Investing Homerun

Oct 04, 2022

Investing Homerun

How did we turn $200,000 into over $5 million? It's an interesting story and I'm really excited to dive in because it shows the power of real estate and the power of self-storage. What we were doing, and we didn't know a lot when we got started. That's an oversimplification we didn't know what we were doing at all. We had purchased a small storage facility in a rural town, and we had bought it for $665,000. We put down $200,000 on it. It paid off debt and the customers took care of everything. This was a small facility, with a gravel drive. There was no real operation…it was unmanned, and we were operating it remotely. It was very far from where we lived and at the end of the day, we decided we didn't know where this was going to go. I think some of our assumptions were wrong, so we sold it.

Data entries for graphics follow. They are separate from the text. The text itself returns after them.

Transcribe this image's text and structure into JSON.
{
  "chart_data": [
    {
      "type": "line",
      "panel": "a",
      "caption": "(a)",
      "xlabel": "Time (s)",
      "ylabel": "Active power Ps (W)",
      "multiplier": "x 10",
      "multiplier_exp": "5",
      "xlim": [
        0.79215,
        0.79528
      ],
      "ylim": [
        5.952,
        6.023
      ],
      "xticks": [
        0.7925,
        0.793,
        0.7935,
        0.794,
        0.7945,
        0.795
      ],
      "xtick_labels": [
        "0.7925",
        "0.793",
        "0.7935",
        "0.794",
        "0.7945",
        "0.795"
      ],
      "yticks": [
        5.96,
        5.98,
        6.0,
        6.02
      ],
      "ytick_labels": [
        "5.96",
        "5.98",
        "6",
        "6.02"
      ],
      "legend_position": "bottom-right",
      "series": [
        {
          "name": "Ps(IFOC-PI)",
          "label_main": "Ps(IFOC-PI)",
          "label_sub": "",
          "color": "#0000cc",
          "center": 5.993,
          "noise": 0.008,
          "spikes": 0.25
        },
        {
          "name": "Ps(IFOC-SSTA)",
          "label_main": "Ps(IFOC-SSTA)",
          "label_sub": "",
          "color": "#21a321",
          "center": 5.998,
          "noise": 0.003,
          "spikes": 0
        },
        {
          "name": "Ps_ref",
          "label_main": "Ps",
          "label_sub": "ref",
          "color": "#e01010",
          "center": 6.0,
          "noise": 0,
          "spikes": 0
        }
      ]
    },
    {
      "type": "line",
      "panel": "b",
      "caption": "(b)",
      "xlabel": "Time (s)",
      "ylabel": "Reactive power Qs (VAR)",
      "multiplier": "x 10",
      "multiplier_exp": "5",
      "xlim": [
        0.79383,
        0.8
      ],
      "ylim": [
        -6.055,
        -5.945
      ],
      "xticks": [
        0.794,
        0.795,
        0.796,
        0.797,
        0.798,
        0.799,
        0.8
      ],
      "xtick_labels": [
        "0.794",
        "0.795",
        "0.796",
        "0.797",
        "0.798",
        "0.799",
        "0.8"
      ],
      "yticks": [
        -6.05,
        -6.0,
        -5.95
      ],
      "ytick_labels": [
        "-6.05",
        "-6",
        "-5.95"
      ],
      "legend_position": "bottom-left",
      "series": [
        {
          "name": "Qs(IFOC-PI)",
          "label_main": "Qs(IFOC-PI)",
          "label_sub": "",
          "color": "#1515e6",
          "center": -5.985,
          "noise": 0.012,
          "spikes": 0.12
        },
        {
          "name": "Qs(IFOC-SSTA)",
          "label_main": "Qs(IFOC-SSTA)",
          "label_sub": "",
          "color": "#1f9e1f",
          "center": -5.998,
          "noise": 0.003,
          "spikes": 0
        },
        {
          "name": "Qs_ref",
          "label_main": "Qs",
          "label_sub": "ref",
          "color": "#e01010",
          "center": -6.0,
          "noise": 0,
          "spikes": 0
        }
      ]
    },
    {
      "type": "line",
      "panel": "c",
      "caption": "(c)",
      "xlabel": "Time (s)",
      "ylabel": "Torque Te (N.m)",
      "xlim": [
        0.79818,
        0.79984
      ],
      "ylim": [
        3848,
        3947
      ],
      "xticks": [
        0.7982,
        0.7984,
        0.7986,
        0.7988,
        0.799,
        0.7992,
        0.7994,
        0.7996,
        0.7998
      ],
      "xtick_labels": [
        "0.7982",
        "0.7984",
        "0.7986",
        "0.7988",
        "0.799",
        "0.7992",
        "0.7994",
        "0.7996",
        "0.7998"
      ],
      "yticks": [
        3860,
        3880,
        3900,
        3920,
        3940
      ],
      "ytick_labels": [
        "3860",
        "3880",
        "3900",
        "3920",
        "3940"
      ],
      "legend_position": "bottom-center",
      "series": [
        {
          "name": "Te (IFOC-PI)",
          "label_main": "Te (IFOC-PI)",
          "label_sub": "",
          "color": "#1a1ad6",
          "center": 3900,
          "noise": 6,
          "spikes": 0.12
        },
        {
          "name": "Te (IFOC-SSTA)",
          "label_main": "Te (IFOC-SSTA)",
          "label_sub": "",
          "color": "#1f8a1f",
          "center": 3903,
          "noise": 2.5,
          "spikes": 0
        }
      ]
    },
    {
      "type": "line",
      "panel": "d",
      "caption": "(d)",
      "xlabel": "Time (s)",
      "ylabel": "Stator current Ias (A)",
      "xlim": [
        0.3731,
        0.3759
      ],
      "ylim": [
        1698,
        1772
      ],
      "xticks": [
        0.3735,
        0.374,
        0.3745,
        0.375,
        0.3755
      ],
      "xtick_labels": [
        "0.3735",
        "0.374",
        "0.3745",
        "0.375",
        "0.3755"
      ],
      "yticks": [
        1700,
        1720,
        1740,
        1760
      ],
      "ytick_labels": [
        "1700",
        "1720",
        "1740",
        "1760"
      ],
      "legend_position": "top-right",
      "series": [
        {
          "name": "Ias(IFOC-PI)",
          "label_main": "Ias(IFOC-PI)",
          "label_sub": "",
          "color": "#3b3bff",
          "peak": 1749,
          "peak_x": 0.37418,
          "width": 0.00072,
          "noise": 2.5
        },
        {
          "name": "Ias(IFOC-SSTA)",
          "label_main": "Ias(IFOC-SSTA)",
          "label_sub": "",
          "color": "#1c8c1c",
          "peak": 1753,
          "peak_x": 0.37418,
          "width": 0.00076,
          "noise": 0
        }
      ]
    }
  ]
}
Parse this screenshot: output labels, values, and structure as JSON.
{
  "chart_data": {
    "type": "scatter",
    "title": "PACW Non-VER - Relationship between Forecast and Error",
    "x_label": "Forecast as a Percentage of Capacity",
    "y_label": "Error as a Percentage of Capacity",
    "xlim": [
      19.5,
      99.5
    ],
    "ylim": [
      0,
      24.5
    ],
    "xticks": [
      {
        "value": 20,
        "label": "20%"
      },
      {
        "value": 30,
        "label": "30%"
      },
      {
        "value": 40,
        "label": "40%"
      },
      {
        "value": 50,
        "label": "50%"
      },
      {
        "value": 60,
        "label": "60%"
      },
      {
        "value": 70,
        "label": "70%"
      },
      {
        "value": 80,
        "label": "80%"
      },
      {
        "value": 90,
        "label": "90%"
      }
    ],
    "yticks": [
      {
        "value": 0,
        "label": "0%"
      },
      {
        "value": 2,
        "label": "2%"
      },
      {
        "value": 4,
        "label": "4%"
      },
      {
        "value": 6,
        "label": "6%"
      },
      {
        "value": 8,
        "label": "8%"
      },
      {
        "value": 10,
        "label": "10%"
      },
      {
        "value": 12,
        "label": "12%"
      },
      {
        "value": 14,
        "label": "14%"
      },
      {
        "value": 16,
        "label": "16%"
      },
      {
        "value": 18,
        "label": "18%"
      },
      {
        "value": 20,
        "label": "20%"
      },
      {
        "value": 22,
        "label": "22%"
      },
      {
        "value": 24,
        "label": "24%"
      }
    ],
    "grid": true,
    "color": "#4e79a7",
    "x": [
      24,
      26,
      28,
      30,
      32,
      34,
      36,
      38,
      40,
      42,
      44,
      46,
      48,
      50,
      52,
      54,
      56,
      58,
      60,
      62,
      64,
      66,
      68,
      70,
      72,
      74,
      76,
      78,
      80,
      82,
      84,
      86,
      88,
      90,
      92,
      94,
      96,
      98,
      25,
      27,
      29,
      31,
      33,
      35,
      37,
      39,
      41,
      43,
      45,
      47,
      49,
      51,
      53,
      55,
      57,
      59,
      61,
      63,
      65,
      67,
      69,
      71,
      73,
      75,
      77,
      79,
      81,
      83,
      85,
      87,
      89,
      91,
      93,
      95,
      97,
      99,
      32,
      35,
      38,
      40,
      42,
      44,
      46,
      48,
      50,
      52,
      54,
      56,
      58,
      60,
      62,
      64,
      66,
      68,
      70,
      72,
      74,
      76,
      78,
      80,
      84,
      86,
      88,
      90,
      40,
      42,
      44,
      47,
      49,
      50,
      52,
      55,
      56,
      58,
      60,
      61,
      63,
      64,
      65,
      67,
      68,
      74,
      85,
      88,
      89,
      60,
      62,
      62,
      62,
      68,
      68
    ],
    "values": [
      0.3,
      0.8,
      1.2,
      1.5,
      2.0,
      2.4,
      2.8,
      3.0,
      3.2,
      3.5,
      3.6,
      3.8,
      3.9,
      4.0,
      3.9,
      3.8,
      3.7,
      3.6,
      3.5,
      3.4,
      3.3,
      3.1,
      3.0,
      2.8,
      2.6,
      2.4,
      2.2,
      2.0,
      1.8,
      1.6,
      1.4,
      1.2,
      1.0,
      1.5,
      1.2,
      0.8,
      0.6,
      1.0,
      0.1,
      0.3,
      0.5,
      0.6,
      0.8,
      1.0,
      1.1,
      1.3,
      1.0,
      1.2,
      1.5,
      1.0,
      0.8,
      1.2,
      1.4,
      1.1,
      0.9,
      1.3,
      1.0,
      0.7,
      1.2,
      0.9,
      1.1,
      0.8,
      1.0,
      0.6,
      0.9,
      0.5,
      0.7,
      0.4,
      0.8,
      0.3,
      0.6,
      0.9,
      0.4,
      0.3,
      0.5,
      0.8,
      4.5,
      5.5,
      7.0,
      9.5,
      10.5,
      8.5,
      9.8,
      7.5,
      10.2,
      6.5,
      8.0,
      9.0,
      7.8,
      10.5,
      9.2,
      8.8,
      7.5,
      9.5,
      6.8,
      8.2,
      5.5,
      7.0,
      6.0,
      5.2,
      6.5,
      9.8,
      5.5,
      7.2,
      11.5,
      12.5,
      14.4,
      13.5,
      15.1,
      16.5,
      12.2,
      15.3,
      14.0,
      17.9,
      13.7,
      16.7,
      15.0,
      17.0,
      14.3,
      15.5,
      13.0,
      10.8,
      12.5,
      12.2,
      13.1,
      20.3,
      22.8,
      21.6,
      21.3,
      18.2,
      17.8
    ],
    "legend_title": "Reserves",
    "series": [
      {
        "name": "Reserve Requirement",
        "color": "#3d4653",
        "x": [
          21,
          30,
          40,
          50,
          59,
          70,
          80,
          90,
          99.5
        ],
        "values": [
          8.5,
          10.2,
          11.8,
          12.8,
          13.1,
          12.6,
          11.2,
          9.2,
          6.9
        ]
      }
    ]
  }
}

               We sold it for $40,000 less than we bought it for, but because it paid off debt, we still made a profit, which is great because what happened next was incredible. We took what we learned from that asset and said,

“Here's where things went wrong.”

Then we asked,

“What would make this asset work really well in a different place?”

Learn from Mistakes

This was honestly what really made the money. It was the education that we got from this first deal. We took that $200,000; we found a spot that had better demographics where we thought there would be larger areas to grow. We could probably boost revenue in this area. In addition, this was a 1031 exchange, so we paid no taxes, and we rolled it into another facility at $1.4 million, and we put $290,000 down. After closing costs and everything else – that includes the amount of debt that had been paid off, plus we had to put in a little more for closing costs – we closed on it at $1.4 million. We worked on it, we turned it around, we got rid of delinquencies, we raised up prices, and it was within the same year that we turned around and sold it for four million dollars. We found out things we didn't like about that asset; things where we said,

“Hey, these strategies would work a lot better in a different scenario. We don't want to be stagnant. We can get a higher price.”

We got a million dollars out of it and within a year, we did a 1031 exchange. We put those million dollars into another facility. This facility was a much larger facility. It cost four million dollars, we put one million dollars down on it. It was roughly about 65,000 net rentable square feet. Now, on this facility we worked hard to increase prices. Things didn't go as we thought they would. There was office space we lost. We lost a bunch of office tenants which we had to try to make up, and it was office space that was approximately 10 offices within the storage building. We don't do offices, so we just kind of let them go.

We made up for that revenue with our rate increases and running the storage facilities well, but we also lost revenue on a U-Haul dealership that was on it that they had multiple people running it. It was kind of a mess. It didn't make a lot of money, but when you're paying for an asset and you're getting twenty thousand dollars in revenue and you're buying it on a cap rate, that's a lot of money. That's hundreds of thousands of dollars of value that we lost, so we had to make up for those things in our rental process by getting new tenants, by increasing the rents. We did that. We came in with our operations, we focused on marketing, we focused on training the manager at this location. We boosted that revenue up.

Expansion

In fact, we got it up enough to where we could expand the facility. There was an old shop and some vacant land on it. We tore that down; we added another roughly six thousand square feet of storage. We knew which units were in high demand and on that one we did more of an automation system so anybody could come and use it any time of the day. We used a “no-key” touchless technology, and we could automate that whole entire operation. We could charge higher prices for that luxury.

So, where does it sit now? This was a seven-year process. Today we're at seventy-one thousand square feet, the gross monthly revenue alone is at $61,000. That means that from one year’s revenue, we're making over seven hundred and forty thousand dollars on that property in gross revenue. Our net is right at $490,000.

Now, remember our down payment on our original facility was $200,000 a year. At that price, even conservatively, that asset is now worth over eight million, so we now have right around three million dollars in debt. That's five million in equity that we can now use to go and buy another facility. That’s what we did. Now, I’m not going down that road and I’m not going to include all of that because then it's not actually 5 million. It's more than that original $200,000 it made us. That is incredible! We’re talking about almost eight hundred thousand dollars a year, not including all the other assets that we purchase, by putting down payments from the equity and tax-free from this asset. That is the power of real estate. That is the power of making good decisions. When you know that asset's not going anywhere, don't hold it. Cut your losses and take what you learned and use it to compound your money!